Today is the Reformation Sunday. I mentioned at the beginning Christians who use prayer as an excuse to ask God for favours; but also during the time of Reformation, the Christian Church was full of Christians who didn’t have the spiritual sight to seek Jesus; his way of the cross and humble service. In the year 1517 when an Augustinian monk Martin Luther objected to the Catholic practice of issuing indulgences and making money, Christian Church had long strayed away from the gospel of Jesus (they say, this “long” period goes back to the fall of the Roman Empire when the Church started adapting practices contrary to the teachings of Jesus). The people of the Reformation “protested” against the corruption of the Church, which resulted in the birth of the “Protestant” church (that’s us).

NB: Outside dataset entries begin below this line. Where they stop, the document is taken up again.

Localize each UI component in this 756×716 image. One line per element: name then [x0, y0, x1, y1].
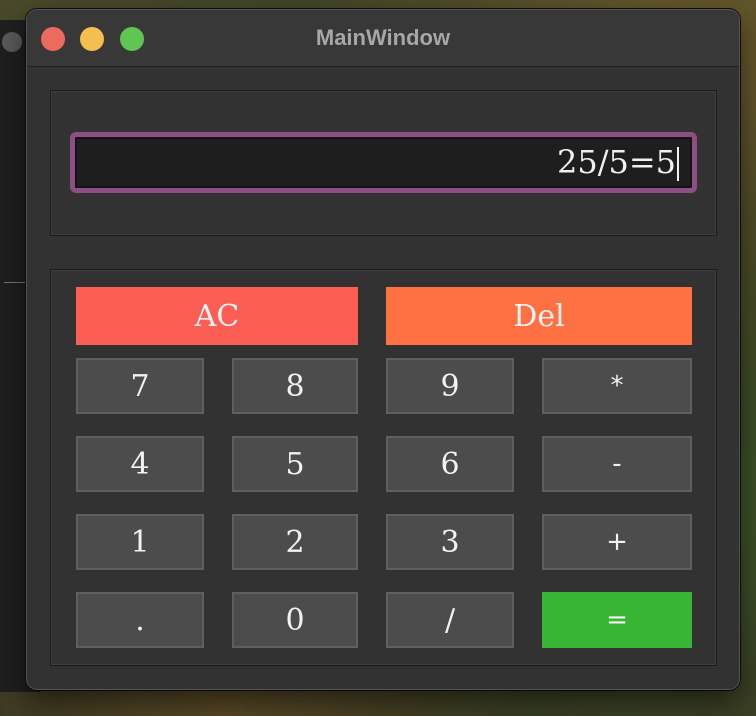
- delete-button[interactable]: Del: [386, 287, 692, 345]
- digit-3-button[interactable]: 3: [386, 514, 514, 570]
- all-clear-button[interactable]: AC: [76, 287, 358, 345]
- display-text: 25/5=5: [556, 143, 676, 181]
- digit-8-button[interactable]: 8: [232, 358, 358, 414]
- subtract-button[interactable]: -: [542, 436, 692, 492]
- keypad: AC Del 7 8 9 * 4 5 6 - 1 2 3 + . 0 / =: [50, 269, 717, 666]
- digit-6-button[interactable]: 6: [386, 436, 514, 492]
- digit-5-button[interactable]: 5: [232, 436, 358, 492]
- digit-0-button[interactable]: 0: [232, 592, 358, 648]
- background-window-button: [2, 32, 22, 52]
- divide-button[interactable]: /: [386, 592, 514, 648]
- text-caret: [677, 147, 679, 181]
- equals-button[interactable]: =: [542, 592, 692, 648]
- digit-7-button[interactable]: 7: [76, 358, 204, 414]
- digit-1-button[interactable]: 1: [76, 514, 204, 570]
- digit-4-button[interactable]: 4: [76, 436, 204, 492]
- main-window: MainWindow 25/5=5 AC Del 7 8 9 * 4 5 6 -…: [26, 9, 740, 690]
- add-button[interactable]: +: [542, 514, 692, 570]
- multiply-button[interactable]: *: [542, 358, 692, 414]
- decimal-point-button[interactable]: .: [76, 592, 204, 648]
- digit-9-button[interactable]: 9: [386, 358, 514, 414]
- title-bar[interactable]: MainWindow: [27, 10, 739, 67]
- calculator-display[interactable]: 25/5=5: [70, 132, 697, 193]
- digit-2-button[interactable]: 2: [232, 514, 358, 570]
- display-frame: 25/5=5: [50, 90, 717, 236]
- window-title: MainWindow: [315, 25, 451, 50]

But unfortunately, long after the Reformation, we still need reformation. Just like Job who could only understand God in his human box, we need to know our limits and realize that the only way to understand God is to build a personal and intimate relationship with God. We cannot even begin to understand the majesty of God. All we can do is to empty ourselves and let God open our eyes. Just like James and John who were a part of Jesus’ most intimate circle but sought the wrong things, just because we call ourselves the followers of Jesus, that doesn’t mean we know what we are doing. Although he was physically blind and destitute, Bartimeaus surely knew what to ask for and how to be a disciple. Being a disciple involves participating in a life of humble service, being faithful even through persecutions, and following Jesus to his cross, and not only seeking glory. Jesus said, “Deny yourself, pick up your cross, and follow me”. When our spiritual eyes are opened, we are able to know our priorities as disciples and to live as Jesus taught us.
What we need, God already knows it. What we want and desire, we can ask God. But if God asks us, “What do you want me to do for you”, what shall we ask for? Food, roof over our head, health, well-being of our loved ones; these are basic and necessary things to ask for. Besides these if we want something for ourselves, it is okay to ask. I want a big reading room full of books and comfy chairs, but as a disciple, I know that I can very well live without them. We need to ask ourselves, what shall we seek? I pray that we will be able to ask for a spiritual sight, and the courage to live by the gospel messages. I pray that we will gain spiritual sight and be able to ask for God’s kingdom and not for our personal pleasure or glory. As we remember our Christian forefathers and mothers who participated in the Reformation movement, let us pray for God to guide our hearts, thoughts, and desires, and make us disciples with a spiritual sight; because this Christian Church always needs reformation and transformation to resemble Jesus and do God’s work. Amen.